Since there's a few methods for making sour beer, I should mention I've been doing what some call a kettle sour (or fast sour) where I do a mash, then a full boil, then sour the beer using l plantarum in a sealed keg purged with CO2, then do another full boil (topping up with water) then ferment as a standard ale, then keg for carbonation.
One of the issues I've had with sour beer is DMS, really with any pilsner as well. (This is why I am now doing a full boil before kettle souring.) It turns out, there are some reasons for it, as according to the article on DMS
For one, I'm boiling at 6500 ft elevation, so my boiling temp is ~199F/93C (instead of 212F/100C)

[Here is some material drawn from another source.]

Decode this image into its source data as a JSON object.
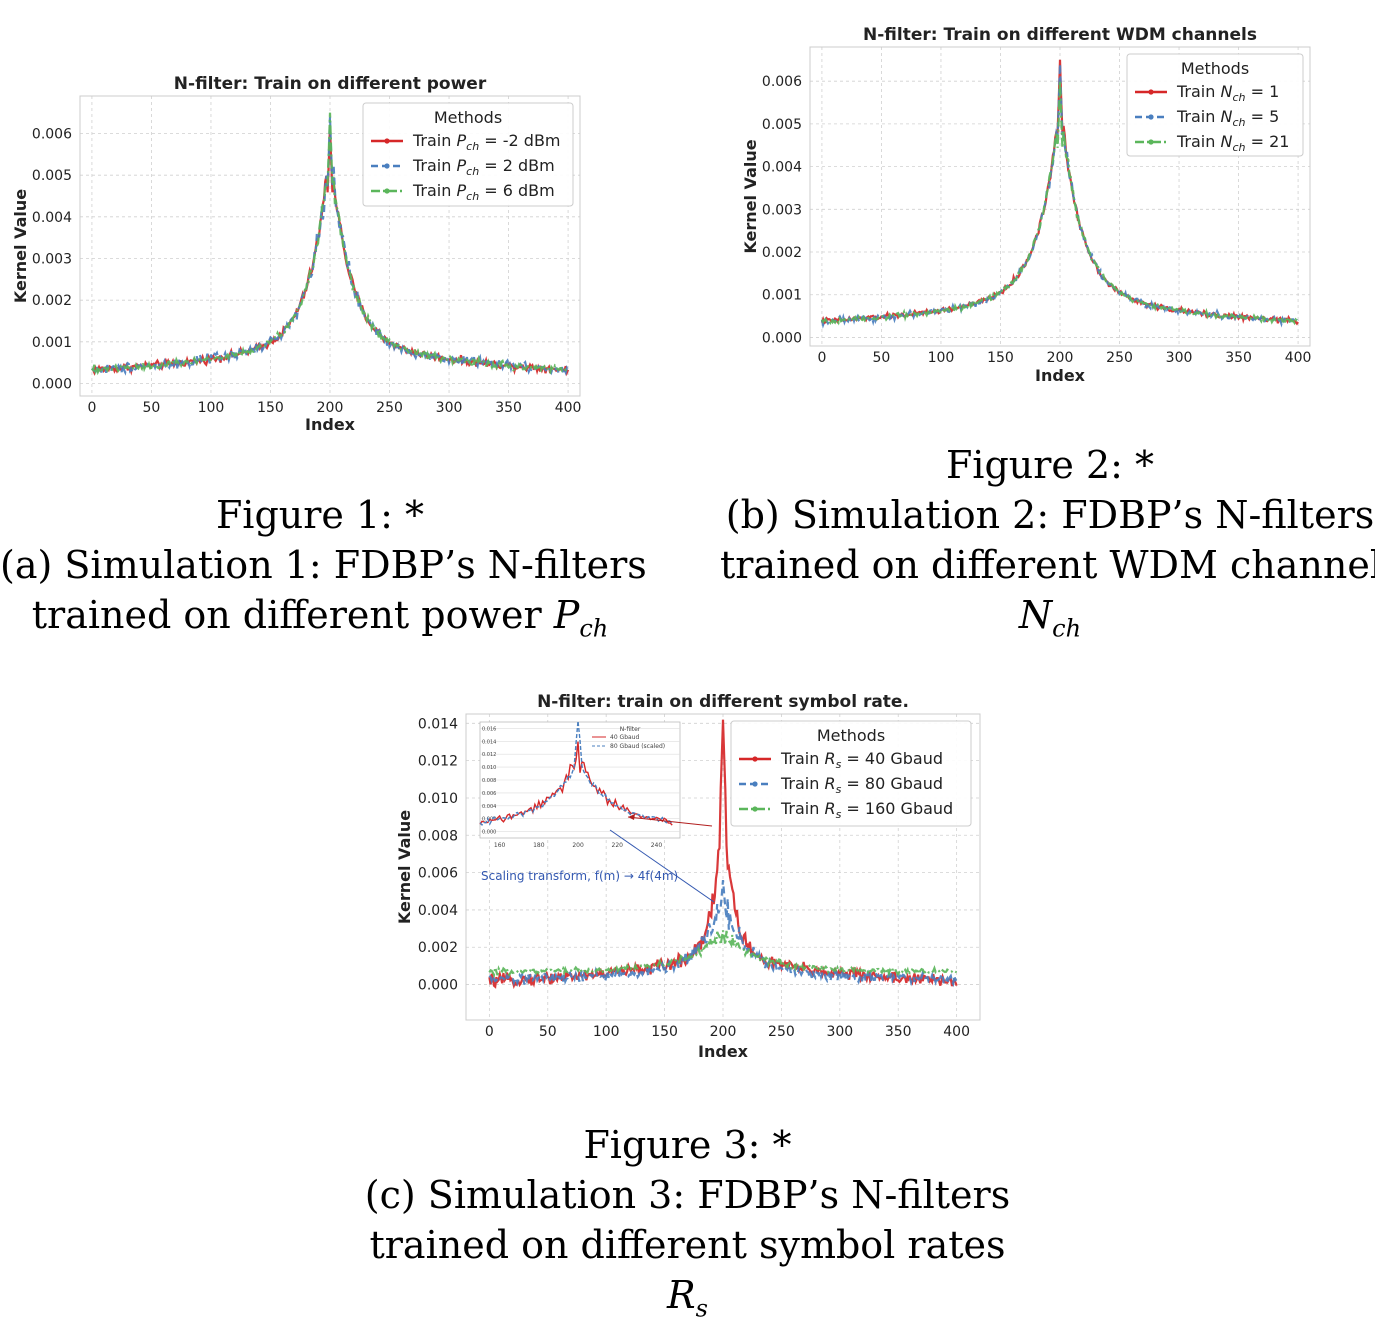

It has long been reported that the half-life of SMM doubles for every 6°C cooler, meaning that at 95°C the half-life is ~70 minutes
And two, especially important for sour beers
pH plays a role in the reduction of SMM to DMS, with a higher pH reducing the half-life of SMM
Meaning I really need to be boiling for >2 hours to be rid of DMS for an ale! For a sour, the pH may be in the 3.4 range, where SMM half-life is now 142 at 200F/94C.
Empirically, I've been having good success with a 75 minute boil for a standard ale. My ales do not have significant DMS with that boil time.
Does this mean I need a 284 minute (nearly 5 hour) boil for a sour beer at elevation to remove DMS!?!?!? (I am doubling the half-life after adjusting for both temperature (elevation) and acidity (pH).) If I do a full boil before souring, and a full boil after souring, do these add together? Or, not really, since each boil went above 80C, each boil needs to be figured independently?
Lastly, the question this has been leading up to, after the kettle sour portion is finished, can I raise pH to 5.2 using Calcium Carbonate to increase the DMS boil-off without altering the taste? Or will that kill the "sourness" by reducing the acidity?